Estamos no Tempo da Quaresma. Para muitos, este é um tempo que não faz soar nada, não tem significado e até desconhecem o que representa. Para mim, faz-me lembrar os meus avós e o respeito que eles tinham por estes quarenta dias que medeiam a Quarta-feira de Cinzas e o Domingo de Ramos.
Até há umas décadas atrás, os 40 dias que antecediam a Páscoa tinham uma vivência muito mais profunda, que envolvia uma preparação interior individual, do que os dias do mês de dezembro. Com o passar do tempo, fomos transferindo para outra época do ano, neste caso aquela em que se celebra o nascimento de Cristo, as nossas energias e empenho. Em novembro, começamos a antecipar a festa do dia 25 de dezembro. A estranheza surge quando todos estão convidados para este aniversário, mas poucos são os que vão por adoração ao aniversariante. Um sinal dos tempos. Vão pelos comes e bebes e porque não querem ficar de fora, indiferentes à celebração, ao Menino que há mais de dois mil anos nasceu numa manjedoura e à Mensagem que trouxe consigo.
Hoje valorizamos o exterior, as luzes, o barulho, as cores, o dia-a-dia, tudo o que é imediato. Mas sentimos falta de muito mais. Dentro de nós cresce uma inquietação que vem de um vazio crescente, acompanhada por uma voz em surdina que nos sussurra a todo o tempo que não cuidamos do que está para além do palpável. Chamemos-lhe energia, ou halo, ou outra palavra qualquer. Refiro-me ao nosso equilíbrio interior, à força que nos move quando tudo parece perdido; uma disciplina que vem de dentro, dando forma aos nossos filamentos internos, e que nos abastece de uma densidade robusta que transparece na nossa humanidade.
Não é à toa que somos consumidores ávidos de formações de coaching, procurando o desenvolvimento pessoal nas experiências dos outros, ao fazer uma importação direta do que o orador explica para uma sala cheia de pessoas, numa tentativa de acalmarmos a nossa voz interior que vai aumentando de volume.
O Tempo da Quaresma, como muitos se recordarão, é quando nos propomos a renunciar ao que mais gostamos por quarenta dias, ou nos entregamos às orações diárias, ou convocamos a nossa generosidade e bondade para servir quem mais precisa. A primeira vem de encontro à nossa autodisciplina e põe à prova a nossa capacidade de priorizar o essencial sobre o frívolo que se acumula nos nossos dias – um teste à nossa força interior, ao assumirmos um compromisso com nós próprios e no qual somos os únicos habilitados a julgar o nosso cumprimento; a segunda, é uma escolha do foro mais íntimo; a terceira escolha tem um carater altruísta, é a personificação da abnegação e da consciência material da realidade que nos circunda. A beleza destes propósitos, pela sua simplicidade, devia fascinar quem tenta, diariamente, impor um quadro de regras internas que favoreçam a consolidação de um crescimento interior, em dinâmica permanente.

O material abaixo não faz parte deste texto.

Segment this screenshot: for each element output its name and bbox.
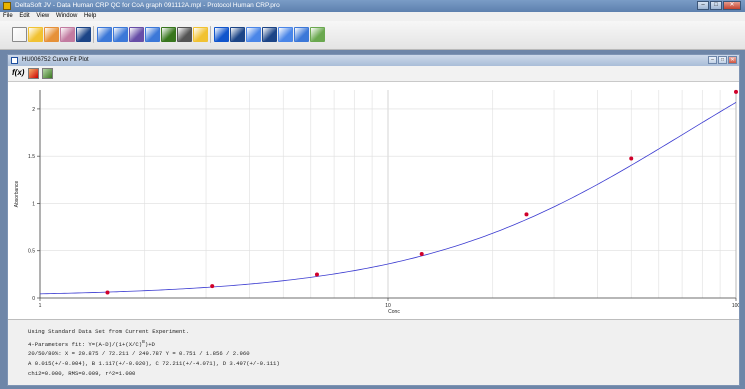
plot-window-title: HU006752 Curve Fit Plot: [22, 55, 89, 66]
layout-icon[interactable]: [113, 27, 128, 42]
menu-view[interactable]: View: [36, 13, 49, 19]
app-title: DeltaSoft JV - Data Human CRP QC for CoA…: [15, 0, 280, 12]
grid-icon[interactable]: [246, 27, 261, 42]
data-point: [315, 273, 319, 277]
maximize-button[interactable]: □: [710, 1, 722, 10]
check-icon[interactable]: [310, 27, 325, 42]
menu-edit[interactable]: Edit: [19, 13, 29, 19]
data-icon[interactable]: [129, 27, 144, 42]
y-tick-label: 2: [32, 107, 35, 113]
app-icon: [3, 2, 11, 10]
save-icon[interactable]: [76, 27, 91, 42]
data-point: [105, 291, 109, 295]
export-plot-icon[interactable]: [42, 68, 53, 79]
chart-icon[interactable]: [161, 27, 176, 42]
report-icon[interactable]: [145, 27, 160, 42]
plot-minimize-button[interactable]: –: [708, 56, 717, 64]
app-title-bar: DeltaSoft JV - Data Human CRP QC for CoA…: [0, 0, 745, 12]
close-button[interactable]: ✕: [723, 1, 741, 10]
results-line-3: 20/50/80%: X = 20.875 / 72.211 / 249.787…: [28, 350, 250, 357]
y-tick-label: 1: [32, 201, 35, 207]
plot-toolbar: f(x): [8, 66, 739, 82]
plot-window-title-bar: HU006752 Curve Fit Plot – □ ✕: [8, 55, 739, 66]
table-icon[interactable]: [230, 27, 245, 42]
menu-window[interactable]: Window: [56, 13, 77, 19]
y-tick-label: 0: [32, 296, 35, 302]
search-icon[interactable]: [193, 27, 208, 42]
minimize-button[interactable]: –: [697, 1, 709, 10]
print-icon[interactable]: [177, 27, 192, 42]
menu-file[interactable]: File: [3, 13, 13, 19]
curve-icon[interactable]: [278, 27, 293, 42]
x-tick-label: 1: [39, 303, 42, 309]
fit-results-panel: Using Standard Data Set from Current Exp…: [8, 319, 739, 385]
y-tick-label: 1.5: [28, 154, 35, 160]
data-point: [629, 157, 633, 161]
open-folder-icon[interactable]: [44, 27, 59, 42]
data-point: [210, 284, 214, 288]
plot-maximize-button[interactable]: □: [718, 56, 727, 64]
x-tick-label: 100: [732, 303, 739, 309]
matrix-icon[interactable]: [262, 27, 277, 42]
fx-button[interactable]: f(x): [12, 68, 24, 77]
cut-icon[interactable]: [60, 27, 75, 42]
data-point: [524, 212, 528, 216]
main-toolbar: [0, 21, 745, 50]
results-line-1: Using Standard Data Set from Current Exp…: [28, 328, 189, 335]
toolbar-separator: [93, 26, 94, 43]
y-axis-label: Absorbance: [14, 180, 20, 207]
plot-window-icon: [11, 57, 18, 64]
plate-icon[interactable]: [97, 27, 112, 42]
plot-area: 0 0.5 1 1.5 2 1 10 100 Conc Absorbance: [8, 82, 739, 319]
results-line-5: chi2=0.000, RMS=0.009, r^2=1.000: [28, 370, 135, 377]
fit-equation: 4-Parameters fit: Y=(A-D)/(1+(X/C): [28, 341, 142, 348]
data-point: [734, 90, 738, 94]
fit-equation-tail: )+D: [145, 341, 155, 348]
edit-icon[interactable]: [294, 27, 309, 42]
x-axis-label: Conc: [388, 309, 400, 315]
menu-help[interactable]: Help: [84, 13, 96, 19]
results-line-2: 4-Parameters fit: Y=(A-D)/(1+(X/C)B)+D: [28, 340, 155, 348]
data-point: [420, 252, 424, 256]
y-tick-label: 0.5: [28, 249, 35, 255]
open-icon[interactable]: [28, 27, 43, 42]
menu-bar: File Edit View Window Help: [0, 12, 745, 21]
info-icon[interactable]: [214, 27, 229, 42]
new-icon[interactable]: [12, 27, 27, 42]
curve-fit-plot-window: HU006752 Curve Fit Plot – □ ✕ f(x) 0 0.5 1…: [7, 54, 740, 386]
toolbar-separator: [210, 26, 211, 43]
plot-close-button[interactable]: ✕: [728, 56, 737, 64]
results-line-4: A 0.015(+/-0.004), B 1.117(+/-0.020), C …: [28, 360, 280, 367]
curve-options-icon[interactable]: [28, 68, 39, 79]
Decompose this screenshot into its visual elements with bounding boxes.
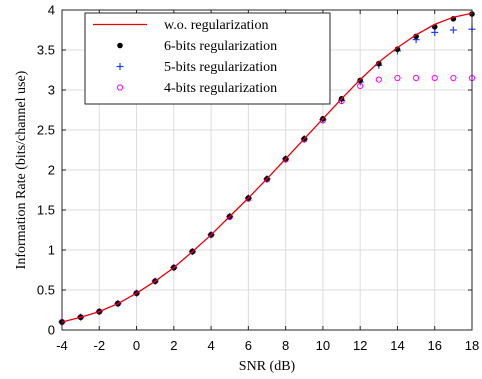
series-4-point <box>431 74 438 82</box>
x-tick-label: 8 <box>282 338 289 353</box>
x-tick-label: 10 <box>316 338 330 353</box>
legend-box <box>84 12 331 105</box>
legend-label: 4-bits regularization <box>164 81 277 96</box>
x-tick-label: 2 <box>170 338 177 353</box>
legend-label: 6-bits regularization <box>164 39 277 54</box>
x-tick-label: 0 <box>133 338 140 353</box>
series-layer <box>58 11 476 326</box>
legend-swatch-marker <box>116 63 124 70</box>
x-tick-label: 12 <box>353 338 367 353</box>
legend: w.o. regularization 6-bits regularization… <box>84 12 331 105</box>
series-1-line <box>61 12 473 323</box>
y-tick-label: 2 <box>48 163 55 178</box>
y-tick-label: 2.5 <box>37 123 55 138</box>
y-tick-label: 1 <box>48 243 55 258</box>
legend-item: 5-bits regularization <box>116 60 277 75</box>
legend-label: w.o. regularization <box>164 18 268 33</box>
x-tick-label: 4 <box>207 338 214 353</box>
x-tick-label: 18 <box>465 338 479 353</box>
legend-label: 5-bits regularization <box>164 60 277 75</box>
x-axis-title: SNR (dB) <box>239 359 296 374</box>
series-1 <box>61 12 473 323</box>
y-axis-title: Information Rate (bits/channel use) <box>14 70 29 269</box>
y-tick-label: 3 <box>48 83 55 98</box>
legend-swatch-marker <box>117 42 123 49</box>
y-tick-label: 0 <box>48 323 55 338</box>
x-tick-label: -2 <box>93 338 105 353</box>
series-4-point <box>450 74 457 82</box>
series-4-point <box>394 74 401 82</box>
tick-layer: -4 -2 0 2 4 6 8 10 12 14 16 18 0 0.5 1 1.5 2 2.5 3 3.5 4 <box>37 3 479 354</box>
x-tick-label: 6 <box>245 338 252 353</box>
series-4-point <box>375 76 382 83</box>
series-3-point <box>449 26 457 34</box>
series-4-point <box>412 74 420 82</box>
y-tick-label: 4 <box>48 3 55 18</box>
y-tick-label: 3.5 <box>37 43 55 58</box>
x-tick-label: -4 <box>56 338 68 353</box>
y-tick-label: 1.5 <box>37 203 55 218</box>
y-tick-label: 0.5 <box>37 283 55 298</box>
legend-item: w.o. regularization <box>93 18 268 33</box>
legend-item: 6-bits regularization <box>117 39 277 54</box>
x-tick-label: 16 <box>427 338 441 353</box>
series-2-point <box>376 60 382 67</box>
series-3-point <box>431 28 439 36</box>
legend-item: 4-bits regularization <box>116 81 277 96</box>
x-tick-label: 14 <box>390 338 404 353</box>
series-2-point <box>394 46 401 52</box>
legend-swatch-marker <box>116 84 124 91</box>
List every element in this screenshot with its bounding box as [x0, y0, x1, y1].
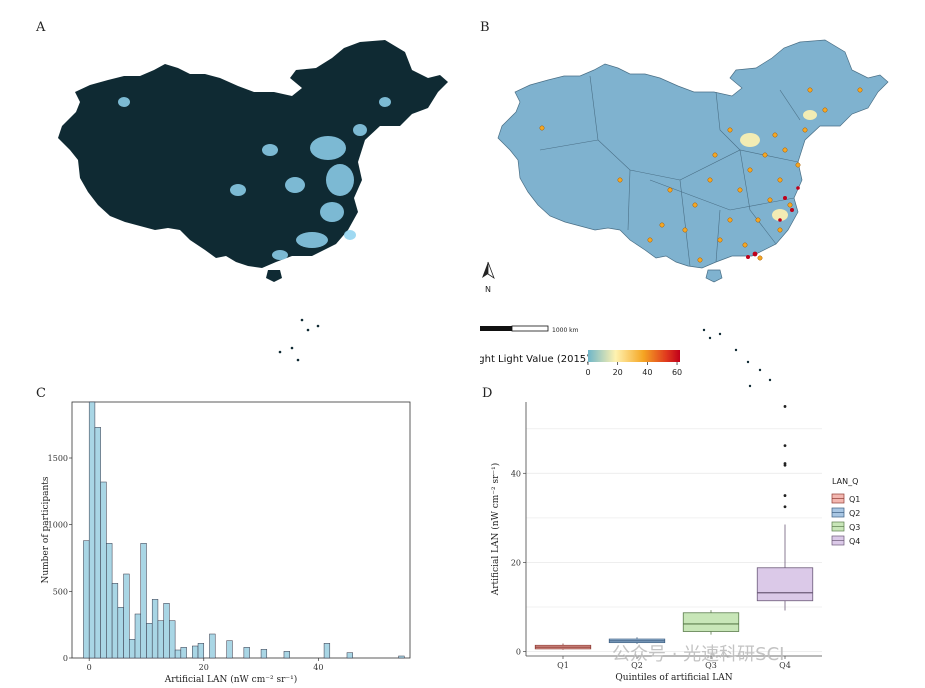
histogram-bar [157, 620, 164, 659]
map-a [58, 40, 448, 362]
histogram-bar [180, 647, 187, 659]
x-tick-label: 40 [313, 663, 323, 672]
legend-label: Q3 [849, 523, 860, 532]
histogram-bar [174, 649, 182, 659]
y-tick-label: 20 [511, 558, 521, 567]
legend-tick-label: 0 [585, 368, 590, 377]
map-b-bright-regions [740, 110, 817, 221]
legend-tick-label: 40 [642, 368, 652, 377]
legend-color-bar [588, 350, 680, 362]
legend-label: Q1 [849, 495, 860, 504]
outlier-point [783, 462, 787, 465]
legend-label: Q2 [849, 509, 860, 518]
histogram-bar [117, 607, 124, 659]
map-b-hainan [705, 269, 723, 283]
y-tick-label: 0 [516, 648, 521, 657]
x-tick-label: Q4 [779, 661, 791, 670]
map-b-islands [702, 328, 772, 388]
x-tick-label: Q2 [631, 661, 643, 670]
y-tick-label: 500 [53, 587, 68, 596]
watermark: 公众号 · 光速科研SCI [612, 644, 785, 665]
histogram-bar [346, 652, 353, 659]
legend-title: LAN_Q [832, 477, 858, 486]
histogram-bar [100, 481, 107, 659]
map-b-hot-points [746, 186, 800, 259]
outlier-point [783, 505, 787, 509]
x-tick-label: Q3 [705, 661, 717, 670]
map-a-landmass [58, 40, 448, 268]
histogram-chart: 0 20 40 0 500 1000 1500 Artificial LAN (nW cm⁻²… [41, 401, 411, 685]
histogram-bar [83, 540, 90, 659]
y-tick-label: 0 [63, 654, 68, 663]
x-tick-label: Q1 [557, 661, 569, 670]
panel-c-letter: C [36, 386, 46, 401]
histogram-bar [134, 613, 141, 659]
histogram-bar [151, 599, 159, 659]
legend-tick-label: 60 [672, 368, 682, 377]
histogram-bar [123, 573, 130, 659]
panel-b-letter: B [480, 20, 490, 35]
histogram-bar [398, 655, 405, 659]
x-tick-label: 0 [87, 663, 92, 672]
north-arrow: N [482, 261, 495, 294]
map-a-hainan [266, 270, 282, 282]
boxplot-chart: 0 20 40 Q1 Q2 Q3 Q4 Quintiles of artificial LAN… [490, 402, 860, 683]
y-tick-label: 1000 [48, 521, 68, 530]
north-label: N [485, 285, 491, 294]
histogram-bar [106, 543, 113, 659]
outlier-point [783, 494, 787, 497]
panel-d-letter: D [482, 386, 493, 401]
y-tick-label: 40 [511, 469, 521, 478]
y-axis-label: Number of participants [41, 476, 51, 583]
night-light-legend: Night Light Value (2015) 0 20 40 60 [480, 350, 682, 377]
box-q3 [682, 612, 740, 632]
histogram-bar [88, 401, 96, 659]
legend-tick-label: 20 [613, 368, 623, 377]
x-axis-label: Quintiles of artificial LAN [615, 673, 732, 683]
histogram-bar [260, 649, 268, 659]
legend-title: Night Light Value (2015) [480, 354, 590, 365]
x-axis-label: Artificial LAN (nW cm⁻² sr⁻¹) [164, 674, 298, 685]
scale-bar: 1000 km [480, 325, 579, 334]
histogram-bar [140, 543, 147, 659]
histogram-bar [323, 643, 331, 659]
histogram-bar [192, 645, 199, 659]
y-axis-label: Artificial LAN (nW cm⁻² sr⁻¹) [490, 463, 501, 597]
histogram-bar [163, 603, 170, 659]
map-b-province-borders [539, 75, 801, 267]
histogram-bar [226, 640, 233, 659]
legend-label: Q4 [849, 537, 860, 546]
map-a-light-areas [118, 97, 391, 260]
histogram-bar [283, 651, 290, 659]
map-b: N 1000 km Night Light Value (2015) 0 20 40… [480, 39, 889, 388]
panel-a-letter: A [36, 20, 46, 35]
histogram-bar [197, 643, 205, 659]
map-a-islands [278, 318, 320, 362]
map-b-city-points [539, 87, 863, 263]
histogram-bar [209, 633, 216, 659]
histogram-bar [243, 647, 250, 659]
histogram-bar [129, 639, 136, 659]
box-q4 [756, 567, 814, 602]
histogram-frame [71, 401, 411, 659]
scale-label: 1000 km [552, 327, 579, 334]
map-b-provinces [497, 39, 889, 269]
histogram-bar [111, 583, 119, 659]
histogram-bar [146, 623, 153, 659]
outlier-point [783, 444, 787, 448]
histogram-bar [94, 427, 101, 659]
histogram-bar [169, 620, 176, 659]
y-tick-label: 1500 [48, 454, 68, 463]
x-tick-label: 20 [199, 663, 209, 672]
outlier-point [783, 405, 787, 408]
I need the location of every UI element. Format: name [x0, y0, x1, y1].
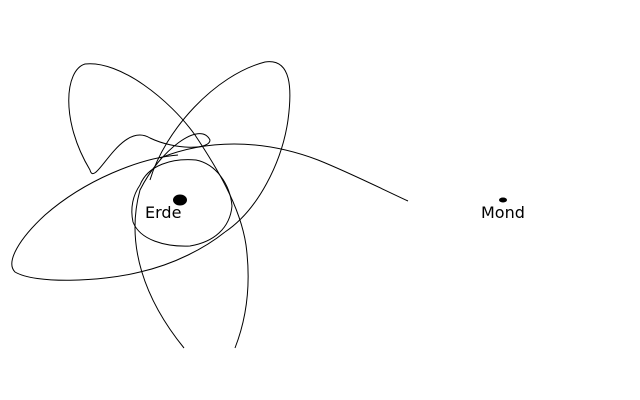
inner-orbit-loop — [131, 159, 233, 247]
upper-orbit-petal — [149, 61, 291, 233]
moon-label: Mond — [481, 203, 525, 222]
left-orbit-petal — [11, 154, 226, 281]
moon-marker — [499, 197, 507, 203]
translunar-path — [159, 143, 409, 202]
spacecraft-trajectory — [68, 63, 249, 349]
earth-marker — [173, 194, 187, 206]
earth-label: Erde — [145, 203, 182, 222]
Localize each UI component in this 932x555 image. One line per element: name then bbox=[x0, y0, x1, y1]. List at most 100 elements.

Creio que, simplesmente, caiu em desuso esta prática, tal como o deixar de ir à missa, entre outras. Em Portugal, os católicos representam 88,7% da população total, correspondendo a 9,183 milhões de pessoas que se identificam com a Igreja Católica.
Quando ouvimos os muitos que falam sobre o catolicismo no nosso país, ficamos com a ideia de que quase que somos uma minoria. Estes números atestam exatamente o contrário, que somos a esmagadora maioria, reservados na nossa confissão. Tão reservados que nos chegamos a esquecer das práticas que nos foram passadas pelos nossos pais e avós. Praticantes? Não, mas isso não quer dizer que não comunguemos os mesmos princípios e valores cristãos e que, perante a adversidade, as nossas referências sejam as mais benévolas e exemplares.
Às vezes também me esqueço, mas, felizmente, já tenho quem me recorde do tempo em que estou: Tempo da Quaresma.